Review of Crisis

Crisis (1950)
An unfortunate matter of timing
16 April 2004
Warning: Spoilers
Sometimes timing of movies ruins a possible award - witness how two splendid films, ALL ABOUT EVE (about the underbelly of the theatre)and SUNSET BOULEVARD (about the underbelly of the movies) came out in 1950, and managed to keep each other from sweeping the Oscars that year (although both did share in the Oscars). Each had great actresses in performances of stature (Bette Davis and Anne Baxter as Margo and Eve, and Gloria Swanson as Norma Desmond) up for best actress - but it was the year for Judy Holiday for Billie Dawn in BORN YESTERDAY.

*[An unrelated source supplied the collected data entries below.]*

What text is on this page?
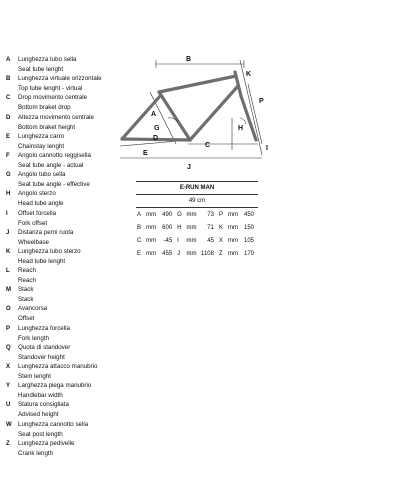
B
K
P
A
G
D
H
C
E
I
J
A Lunghezza tubo sella
Seat tube lenght
B Lunghezza virtuale orizzontale
Top tube lenght - virtual
C Drop movimento centrale
Bottom braket drop
D Altezza movimento centrale
Bottom braket height
E Lunghezza carro
Chainstay lenght
F Angolo cannotto reggisella
Seat tube angle - actual
G Angolo tubo sella
Seat tube angle - effective
H Angolo sterzo
Head tube angle
I Offset forcella
Fork offset
J Distanza perni ruota
Wheelbase
K Lunghezza tubo sterzo
Head tube lenght
L Reach
Reach
M Stack
Stack
O Avancorsa
Offset
P Lunghezza forcella
Fork length
Q Quota di standover
Standover height
X Lunghezza attacco manubrio
Stem lenght
Y Larghezza piega manubrio
Handlebar width
U Statura consigliata
Advised height
W Lunghezza cannotto sella
Seat post length
Z Lunghezza pedivelle
Crank length
E-RUN MAN								
49 cm								
A	mm	490	G	mm	73	P	mm	450
B	mm	600	H	mm	71	K	mm	150
C	mm	-45	I	mm	45	X	mm	105
E	mm	455	J	mm	1108	Z	mm	170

That same year, this nice little political thriller came out. It told the story of political intrigue in Latin America, complicated by the failing health of a dictator, and how an American doctor is torn between the threats of the dictator's regime and of the local revolutionaries. Cary Grant actually had a non-suave role here - he had serious things confronting him, like his dislike of his prospective patient (Jose Ferrer) and fears for his wife. Richard Brooks in his screenplay looked at such figures as the Argentine Perons (Signe Hasso plays the dictator's wife, like a clone of Evita), and notes the huge statues and pictures of the dictators - an early observation of what we call "the cult of personality". Ferrer is properly despicable, as a man capable of any act of violence for advantage, but also sickly due to his brain tumor. He also occasionally brings out points that pure democracy fans do not like to discuss: as he tells Grant Americans are perfectly willing to patiently stand in line for purchasing items or seeing movies, but in his country after a few minutes people standing in line start fighting and rioting. The opposition to Ferrer is little better than he is. Witness Gilbert Roland, who okays the kidnapping of Grant's wife, and once the dictator is dead starts telling Grant "These people are children who need a leader to tell them what to do." Someone disagrees with Roland, for he is shot by a sniper shortly after. The film ends with Grant sarcastically taking care of a panicking Roland and sneering at his political beliefs at the same time.

It was ahead of its time in dissecting Latin American political reality. So why is CRISIS so little recalled, while other Grant thrillers (like NORTH BY NORTHWEST or NOTORIOUS - both by Hitchcock) are remembered. Not due to production or script or acting. Rather timing. In 1950 Douglas Fairbanks and Glynis Johns and Jack Hawkins appeared in the movie STATE SECRET. Set in a fictional Balkan country (supposedly Yugoslavia, but fictitious) a British surgeon is forced to take care of an ailing dictator, who undergoes a secret operation. But the dictator dies, and Fairbanks tries to flee the country aided by Johns. Almost the same type of plot (although a different part of the world). Both films deserve revival. And like ALL ABOUT EVE and SUNSET BOULEVARD, both checkmated each other's full effectiveness in that year of coincidences 1950.